The nation has forgotten what it means to be Mexican. It was affecting the brands we consume, the festivals we celebrate and even the “Mexicans” we see in adverts.
Eighty per cent of Mexicans are “Morenos” – with brown skin. They are the native people of our country but had become a marginalised part of Mexican society.
The country’s official statistics institute has found more than 70% of Morenos experience racial discrimination.
In any other country, this would cause national outrage – but in Mexico, it had become accepted. Morenos were second-class citizens.
So Cerveza Victoria, Mexico’s oldest beer brand, which has long championed the country’s history and heritage, set out to bring attention to this injustice.
Our challenge was to confront Mexicans’ behaviour, showing them that racial discrimination against Morenos rejects the very notion of who we are as a country. By doing this, we’d bring pride back to our heritage.
We united Mexico behind our movement.
“NOT ALL BEAUTY IS WHITE”
Our execution started with mobile phone footage of a Western-looking actor berating a director for expecting her to stand behind a Moreno in an advert – a small snapshot of everyday prejudice seen in Mexico and in our industry.

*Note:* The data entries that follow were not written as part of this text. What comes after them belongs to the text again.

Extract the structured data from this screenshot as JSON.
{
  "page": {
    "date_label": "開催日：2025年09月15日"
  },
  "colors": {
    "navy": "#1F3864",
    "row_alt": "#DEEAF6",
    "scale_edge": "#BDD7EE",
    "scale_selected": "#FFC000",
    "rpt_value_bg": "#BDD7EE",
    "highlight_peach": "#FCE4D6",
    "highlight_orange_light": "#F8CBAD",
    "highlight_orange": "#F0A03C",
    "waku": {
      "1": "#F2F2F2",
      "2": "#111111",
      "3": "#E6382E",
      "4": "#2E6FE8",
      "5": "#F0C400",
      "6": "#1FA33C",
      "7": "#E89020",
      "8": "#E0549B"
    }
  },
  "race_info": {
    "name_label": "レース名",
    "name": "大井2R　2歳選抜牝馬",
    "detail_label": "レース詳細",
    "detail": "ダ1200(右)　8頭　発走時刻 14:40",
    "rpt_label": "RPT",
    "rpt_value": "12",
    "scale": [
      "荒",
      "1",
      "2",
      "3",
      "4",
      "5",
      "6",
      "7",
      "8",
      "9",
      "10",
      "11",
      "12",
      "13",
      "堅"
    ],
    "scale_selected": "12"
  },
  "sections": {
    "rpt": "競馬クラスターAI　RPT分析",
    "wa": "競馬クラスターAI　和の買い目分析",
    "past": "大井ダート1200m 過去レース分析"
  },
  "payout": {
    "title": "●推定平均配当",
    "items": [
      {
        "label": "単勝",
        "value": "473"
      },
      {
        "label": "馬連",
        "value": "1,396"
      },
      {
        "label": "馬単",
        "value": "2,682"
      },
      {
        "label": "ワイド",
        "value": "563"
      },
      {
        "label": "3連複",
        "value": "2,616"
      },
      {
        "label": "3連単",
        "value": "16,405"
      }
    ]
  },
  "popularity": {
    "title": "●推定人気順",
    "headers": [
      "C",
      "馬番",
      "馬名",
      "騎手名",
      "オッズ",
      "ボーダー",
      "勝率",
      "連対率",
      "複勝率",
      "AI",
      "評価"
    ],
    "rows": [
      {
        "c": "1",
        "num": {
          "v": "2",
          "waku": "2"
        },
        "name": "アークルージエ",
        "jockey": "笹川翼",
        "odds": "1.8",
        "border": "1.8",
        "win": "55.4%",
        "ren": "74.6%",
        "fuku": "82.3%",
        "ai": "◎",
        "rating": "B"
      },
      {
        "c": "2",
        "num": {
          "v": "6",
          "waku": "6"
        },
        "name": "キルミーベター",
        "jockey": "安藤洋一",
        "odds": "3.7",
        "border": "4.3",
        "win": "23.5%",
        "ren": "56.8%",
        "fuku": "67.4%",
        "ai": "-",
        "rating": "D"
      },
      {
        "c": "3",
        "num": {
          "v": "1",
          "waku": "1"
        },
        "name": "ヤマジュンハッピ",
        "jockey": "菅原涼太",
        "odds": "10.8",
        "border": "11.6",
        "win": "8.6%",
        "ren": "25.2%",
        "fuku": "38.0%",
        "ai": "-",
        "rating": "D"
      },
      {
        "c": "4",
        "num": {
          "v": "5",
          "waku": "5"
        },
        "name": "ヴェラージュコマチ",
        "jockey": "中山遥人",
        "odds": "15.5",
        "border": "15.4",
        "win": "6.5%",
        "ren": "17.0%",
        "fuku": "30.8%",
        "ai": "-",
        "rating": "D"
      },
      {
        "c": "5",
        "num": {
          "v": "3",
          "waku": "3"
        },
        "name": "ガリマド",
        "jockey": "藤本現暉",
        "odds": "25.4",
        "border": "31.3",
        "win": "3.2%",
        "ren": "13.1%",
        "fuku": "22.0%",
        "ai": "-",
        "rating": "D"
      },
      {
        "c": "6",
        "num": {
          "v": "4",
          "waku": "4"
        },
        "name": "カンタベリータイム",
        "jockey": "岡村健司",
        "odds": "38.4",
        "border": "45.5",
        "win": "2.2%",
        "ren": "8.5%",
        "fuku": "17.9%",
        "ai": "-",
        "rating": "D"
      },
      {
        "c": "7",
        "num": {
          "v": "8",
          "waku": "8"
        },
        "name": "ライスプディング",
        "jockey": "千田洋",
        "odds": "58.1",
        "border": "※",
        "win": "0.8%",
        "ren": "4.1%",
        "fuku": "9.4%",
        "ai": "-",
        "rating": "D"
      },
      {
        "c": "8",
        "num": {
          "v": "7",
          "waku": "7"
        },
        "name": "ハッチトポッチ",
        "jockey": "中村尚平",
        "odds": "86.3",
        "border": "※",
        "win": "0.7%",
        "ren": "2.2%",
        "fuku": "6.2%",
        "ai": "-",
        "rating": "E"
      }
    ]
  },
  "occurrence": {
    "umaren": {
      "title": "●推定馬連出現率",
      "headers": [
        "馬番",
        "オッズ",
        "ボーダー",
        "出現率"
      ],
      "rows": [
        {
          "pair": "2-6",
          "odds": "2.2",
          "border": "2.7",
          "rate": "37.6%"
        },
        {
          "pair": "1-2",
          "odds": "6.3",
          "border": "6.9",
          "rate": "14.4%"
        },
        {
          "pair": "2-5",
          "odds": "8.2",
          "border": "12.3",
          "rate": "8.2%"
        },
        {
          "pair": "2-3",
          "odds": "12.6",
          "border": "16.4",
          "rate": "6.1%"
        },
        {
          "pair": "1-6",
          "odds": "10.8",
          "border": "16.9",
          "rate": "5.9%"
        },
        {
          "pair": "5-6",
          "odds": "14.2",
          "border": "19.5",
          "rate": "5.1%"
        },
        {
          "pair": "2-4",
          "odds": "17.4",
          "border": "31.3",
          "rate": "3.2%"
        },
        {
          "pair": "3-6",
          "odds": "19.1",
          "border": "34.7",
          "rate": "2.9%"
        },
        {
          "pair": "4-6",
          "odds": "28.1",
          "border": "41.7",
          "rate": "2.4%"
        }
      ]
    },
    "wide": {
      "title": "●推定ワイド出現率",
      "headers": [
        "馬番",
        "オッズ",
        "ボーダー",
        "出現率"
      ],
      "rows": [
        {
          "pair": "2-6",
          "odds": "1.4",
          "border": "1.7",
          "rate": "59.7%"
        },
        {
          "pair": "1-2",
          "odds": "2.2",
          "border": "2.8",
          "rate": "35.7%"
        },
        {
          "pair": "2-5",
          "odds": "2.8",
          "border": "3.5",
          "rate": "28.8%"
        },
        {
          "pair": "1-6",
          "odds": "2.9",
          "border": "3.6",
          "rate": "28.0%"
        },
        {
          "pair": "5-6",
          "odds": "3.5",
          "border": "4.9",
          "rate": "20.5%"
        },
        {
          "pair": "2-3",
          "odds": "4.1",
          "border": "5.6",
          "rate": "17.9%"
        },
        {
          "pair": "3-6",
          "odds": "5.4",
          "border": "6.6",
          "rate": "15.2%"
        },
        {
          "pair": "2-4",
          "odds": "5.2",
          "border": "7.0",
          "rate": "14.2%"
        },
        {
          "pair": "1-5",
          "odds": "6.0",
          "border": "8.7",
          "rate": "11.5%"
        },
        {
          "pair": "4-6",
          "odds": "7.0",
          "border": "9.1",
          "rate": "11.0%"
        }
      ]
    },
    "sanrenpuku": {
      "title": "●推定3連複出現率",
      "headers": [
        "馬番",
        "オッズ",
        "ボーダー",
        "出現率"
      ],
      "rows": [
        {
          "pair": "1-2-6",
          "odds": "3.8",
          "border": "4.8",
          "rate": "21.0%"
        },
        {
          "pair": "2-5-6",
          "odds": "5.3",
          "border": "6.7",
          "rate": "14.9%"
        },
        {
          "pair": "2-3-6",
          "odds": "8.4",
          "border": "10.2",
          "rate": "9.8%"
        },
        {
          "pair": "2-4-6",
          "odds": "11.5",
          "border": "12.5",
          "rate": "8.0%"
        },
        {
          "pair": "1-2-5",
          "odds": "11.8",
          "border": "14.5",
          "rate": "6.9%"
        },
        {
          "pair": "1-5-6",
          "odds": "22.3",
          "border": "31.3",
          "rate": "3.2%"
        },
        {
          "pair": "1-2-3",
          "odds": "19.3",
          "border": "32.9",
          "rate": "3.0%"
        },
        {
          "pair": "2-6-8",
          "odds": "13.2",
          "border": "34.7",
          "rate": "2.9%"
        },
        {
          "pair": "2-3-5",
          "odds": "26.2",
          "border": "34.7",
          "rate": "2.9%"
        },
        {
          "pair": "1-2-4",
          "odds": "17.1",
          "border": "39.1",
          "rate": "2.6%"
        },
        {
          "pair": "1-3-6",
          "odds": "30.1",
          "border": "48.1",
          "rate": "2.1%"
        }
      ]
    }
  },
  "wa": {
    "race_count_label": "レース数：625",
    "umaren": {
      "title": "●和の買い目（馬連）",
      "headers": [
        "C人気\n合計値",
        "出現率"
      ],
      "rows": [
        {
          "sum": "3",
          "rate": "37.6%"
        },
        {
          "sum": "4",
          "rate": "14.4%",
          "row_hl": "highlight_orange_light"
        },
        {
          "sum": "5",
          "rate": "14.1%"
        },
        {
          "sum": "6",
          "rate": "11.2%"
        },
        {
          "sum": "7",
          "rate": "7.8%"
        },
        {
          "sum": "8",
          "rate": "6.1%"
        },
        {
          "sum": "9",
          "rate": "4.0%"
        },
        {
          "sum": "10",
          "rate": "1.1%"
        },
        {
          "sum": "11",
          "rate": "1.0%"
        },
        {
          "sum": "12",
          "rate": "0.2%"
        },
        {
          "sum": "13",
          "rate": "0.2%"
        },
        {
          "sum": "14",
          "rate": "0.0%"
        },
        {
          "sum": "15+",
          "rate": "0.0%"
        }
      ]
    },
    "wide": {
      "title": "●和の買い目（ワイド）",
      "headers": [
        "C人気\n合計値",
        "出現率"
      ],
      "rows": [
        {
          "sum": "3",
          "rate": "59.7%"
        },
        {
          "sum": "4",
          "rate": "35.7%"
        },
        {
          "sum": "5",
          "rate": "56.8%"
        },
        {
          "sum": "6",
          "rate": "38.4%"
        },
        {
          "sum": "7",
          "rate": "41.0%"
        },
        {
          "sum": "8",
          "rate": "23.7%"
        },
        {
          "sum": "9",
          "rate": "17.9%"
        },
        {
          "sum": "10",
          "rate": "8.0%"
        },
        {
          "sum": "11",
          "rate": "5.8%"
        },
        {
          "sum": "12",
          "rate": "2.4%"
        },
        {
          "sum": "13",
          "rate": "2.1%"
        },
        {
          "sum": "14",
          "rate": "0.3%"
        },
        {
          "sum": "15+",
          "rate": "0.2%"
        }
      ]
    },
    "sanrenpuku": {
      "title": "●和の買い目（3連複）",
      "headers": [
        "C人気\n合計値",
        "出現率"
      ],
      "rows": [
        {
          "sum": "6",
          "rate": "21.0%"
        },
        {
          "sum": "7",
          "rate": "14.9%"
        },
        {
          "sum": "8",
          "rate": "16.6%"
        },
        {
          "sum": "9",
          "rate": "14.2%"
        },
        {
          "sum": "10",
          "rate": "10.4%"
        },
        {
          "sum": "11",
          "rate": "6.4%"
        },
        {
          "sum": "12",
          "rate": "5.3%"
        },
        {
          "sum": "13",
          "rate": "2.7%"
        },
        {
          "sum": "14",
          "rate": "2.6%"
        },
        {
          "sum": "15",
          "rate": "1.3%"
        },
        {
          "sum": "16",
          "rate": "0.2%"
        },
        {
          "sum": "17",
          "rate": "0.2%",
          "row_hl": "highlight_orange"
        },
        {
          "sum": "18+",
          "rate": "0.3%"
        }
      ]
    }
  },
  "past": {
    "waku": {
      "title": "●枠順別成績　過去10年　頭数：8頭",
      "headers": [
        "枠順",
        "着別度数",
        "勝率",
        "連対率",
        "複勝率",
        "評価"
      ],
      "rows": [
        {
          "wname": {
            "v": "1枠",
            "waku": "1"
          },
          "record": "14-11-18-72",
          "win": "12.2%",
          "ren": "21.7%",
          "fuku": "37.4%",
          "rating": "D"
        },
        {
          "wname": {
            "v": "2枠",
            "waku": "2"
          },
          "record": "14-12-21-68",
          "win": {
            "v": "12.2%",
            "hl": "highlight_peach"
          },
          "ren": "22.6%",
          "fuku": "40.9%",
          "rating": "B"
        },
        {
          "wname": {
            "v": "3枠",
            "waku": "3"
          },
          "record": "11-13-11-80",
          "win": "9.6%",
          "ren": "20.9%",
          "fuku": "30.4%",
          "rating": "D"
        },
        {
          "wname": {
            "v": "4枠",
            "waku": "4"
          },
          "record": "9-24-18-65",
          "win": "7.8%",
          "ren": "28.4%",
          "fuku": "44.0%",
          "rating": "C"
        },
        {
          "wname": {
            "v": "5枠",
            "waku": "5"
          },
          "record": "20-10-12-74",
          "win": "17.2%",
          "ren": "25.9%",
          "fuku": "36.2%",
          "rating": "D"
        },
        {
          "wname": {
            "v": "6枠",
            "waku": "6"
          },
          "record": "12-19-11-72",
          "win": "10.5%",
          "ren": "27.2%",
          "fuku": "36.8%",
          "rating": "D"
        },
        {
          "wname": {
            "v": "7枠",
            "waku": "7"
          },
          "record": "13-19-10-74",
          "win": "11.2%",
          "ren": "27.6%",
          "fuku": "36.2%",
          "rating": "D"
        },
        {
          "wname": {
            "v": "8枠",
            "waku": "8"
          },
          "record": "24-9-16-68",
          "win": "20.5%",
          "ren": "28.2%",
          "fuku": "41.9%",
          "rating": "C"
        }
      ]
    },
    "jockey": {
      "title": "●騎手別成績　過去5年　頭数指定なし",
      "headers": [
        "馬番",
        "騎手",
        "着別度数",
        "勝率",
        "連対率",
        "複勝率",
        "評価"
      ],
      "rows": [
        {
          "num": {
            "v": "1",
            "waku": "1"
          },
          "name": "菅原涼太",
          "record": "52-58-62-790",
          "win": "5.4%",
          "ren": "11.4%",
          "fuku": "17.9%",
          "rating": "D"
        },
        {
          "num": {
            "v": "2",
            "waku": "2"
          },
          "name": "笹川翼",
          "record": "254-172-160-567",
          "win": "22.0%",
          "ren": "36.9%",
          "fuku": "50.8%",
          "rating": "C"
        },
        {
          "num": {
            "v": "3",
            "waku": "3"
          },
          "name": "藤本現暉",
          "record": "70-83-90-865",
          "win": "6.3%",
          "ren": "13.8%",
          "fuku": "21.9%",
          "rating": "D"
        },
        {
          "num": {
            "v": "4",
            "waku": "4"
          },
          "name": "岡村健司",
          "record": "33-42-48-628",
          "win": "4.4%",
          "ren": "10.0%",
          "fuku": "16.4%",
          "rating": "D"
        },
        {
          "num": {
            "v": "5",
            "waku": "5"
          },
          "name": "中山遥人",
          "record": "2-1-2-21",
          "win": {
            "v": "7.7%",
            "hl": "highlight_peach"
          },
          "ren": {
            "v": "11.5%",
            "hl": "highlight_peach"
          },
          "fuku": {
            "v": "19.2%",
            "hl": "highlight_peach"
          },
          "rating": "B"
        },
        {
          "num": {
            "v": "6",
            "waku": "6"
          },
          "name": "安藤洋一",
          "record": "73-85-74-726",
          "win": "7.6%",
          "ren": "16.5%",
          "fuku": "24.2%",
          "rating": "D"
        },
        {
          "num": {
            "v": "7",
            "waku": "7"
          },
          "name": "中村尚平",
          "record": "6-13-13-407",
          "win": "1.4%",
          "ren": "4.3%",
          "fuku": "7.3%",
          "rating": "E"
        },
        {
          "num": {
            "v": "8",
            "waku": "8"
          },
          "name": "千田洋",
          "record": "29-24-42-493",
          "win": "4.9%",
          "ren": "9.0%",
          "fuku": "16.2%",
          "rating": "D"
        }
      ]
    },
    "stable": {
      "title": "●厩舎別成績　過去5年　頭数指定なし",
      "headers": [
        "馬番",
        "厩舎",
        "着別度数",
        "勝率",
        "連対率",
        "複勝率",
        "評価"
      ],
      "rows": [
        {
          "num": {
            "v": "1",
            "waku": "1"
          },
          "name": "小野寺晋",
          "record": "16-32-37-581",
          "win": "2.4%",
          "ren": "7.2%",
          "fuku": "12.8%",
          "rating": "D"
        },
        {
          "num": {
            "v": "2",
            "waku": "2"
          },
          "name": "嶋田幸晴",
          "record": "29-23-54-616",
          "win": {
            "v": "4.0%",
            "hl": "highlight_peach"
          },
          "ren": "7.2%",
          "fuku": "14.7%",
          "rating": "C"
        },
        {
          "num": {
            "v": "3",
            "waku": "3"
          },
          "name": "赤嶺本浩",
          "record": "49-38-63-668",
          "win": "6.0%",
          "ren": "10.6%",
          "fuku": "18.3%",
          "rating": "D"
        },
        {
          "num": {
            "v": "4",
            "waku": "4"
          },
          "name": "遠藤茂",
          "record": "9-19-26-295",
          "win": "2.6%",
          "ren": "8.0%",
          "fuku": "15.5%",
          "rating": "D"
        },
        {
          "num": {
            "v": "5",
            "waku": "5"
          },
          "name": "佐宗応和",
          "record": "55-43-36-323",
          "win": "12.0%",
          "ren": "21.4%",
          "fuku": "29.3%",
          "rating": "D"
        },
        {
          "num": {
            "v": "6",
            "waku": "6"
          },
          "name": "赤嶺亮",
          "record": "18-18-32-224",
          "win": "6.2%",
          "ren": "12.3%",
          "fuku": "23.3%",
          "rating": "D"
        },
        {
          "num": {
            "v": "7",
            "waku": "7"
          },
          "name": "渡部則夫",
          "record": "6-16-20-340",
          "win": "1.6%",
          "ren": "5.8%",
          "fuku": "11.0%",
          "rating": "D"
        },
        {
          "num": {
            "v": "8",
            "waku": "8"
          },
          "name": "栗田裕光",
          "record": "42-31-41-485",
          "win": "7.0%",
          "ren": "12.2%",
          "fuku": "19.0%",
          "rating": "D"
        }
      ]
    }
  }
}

This kind of “hidden camera” video of deplorable behaviour had become widespread in Mexico, lending an authenticity to our campaign.
We unveiled this on Facebook and it soon went viral across all social media platforms, being shared over a 1.5m times in just 19 hours.
National news jumped on the movement, spreading our message across the entire country and beyond.
With outrage at fever pitch, we released a second video on Cerveza Victoria ́s Facebook and Twitter feeds, showing the actors coming together and explaining “not all beauty is white – advertising made you believe that.”
We had kick started our commitment to restoring national pride and encouraged everyone to join the movement using #LoChingónEstáAquí – translated as #mexicoisfuckingawesome.
Alongside our public messages, we also pledged real change. Cerveza Victoria committed to only use Mexican talent in its advertising in order to celebrate Mexico’s diversity and foster a climate of inclusivity in this important area of culture.
We issued a call for other brands to follow suit, lobbying the Mexican Association of Advertising Agencies to push for industry-level quotas.